Subbab 3    :  Dua pendapat mengenai lahirnya kelompok elit yaitu berasal dari proses alami yang dipilih oleh Tuhan untuk memiliki kemampuan lebih dan pendapat lainnya yaitu lahir akibat dari kompleksitas organisasi sosial.

Subbab 4    : Jumlah anggota kelompok elit tidak terlalu banyak di pedesaan. Mereka diantaranya yang berjabatan formal, guru, petani kaya, para pegawai negeri, dan juga informal leaders.

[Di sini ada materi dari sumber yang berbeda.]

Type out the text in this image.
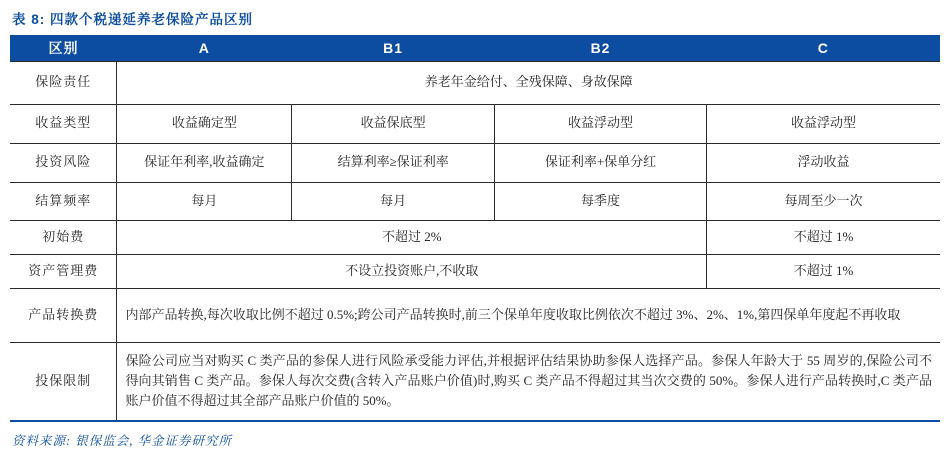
表 8: 四款个税递延养老保险产品区别
区别	A	B1	B2	C
保险责任	养老年金给付、全残保障、身故保障			
收益类型	收益确定型	收益保底型	收益浮动型	收益浮动型
投资风险	保证年利率,收益确定	结算利率≥保证利率	保证利率+保单分红	浮动收益
结算频率	每月	每月	每季度	每周至少一次
初始费	不超过 2%			不超过 1%
资产管理费	不设立投资账户,不收取			不超过 1%
产品转换费	内部产品转换,每次收取比例不超过 0.5%;跨公司产品转换时,前三个保单年度收取比例依次不超过 3%、2%、1%,第四保单年度起不再收取			
投保限制	保险公司应当对购买 C 类产品的参保人进行风险承受能力评估,并根据评估结果协助参保人选择产品。参保人年龄大于 55 周岁的,保险公司不得向其销售 C 类产品。参保人每次交费(含转入产品账户价值)时,购买 C 类产品不得超过其当次交费的 50%。参保人进行产品转换时,C 类产品账户价值不得超过其全部产品账户价值的 50%。			
资料来源: 银保监会, 华金证券研究所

Subbab 5    :  Dalam studi-studi diungkapkan bahwa kelompok elit sangat potensial sebagai agen perubahan.Namun,sampai saat ini studi lebih menekankan pada elit-elit institusional dan sebenarnya dapat ditemukan diluar garis birokrasi seperti garis keturunan.

Ruang Lingkup

Subbab 6   : Tokoh agama di kalangan masyarakat desa santri juga terlihat mapan dalam berpolitik sehingga menjadikan mereka suatu kelas intelektual tersendiri yang mandiri dan bijaksana dalam pengambilan keputusan.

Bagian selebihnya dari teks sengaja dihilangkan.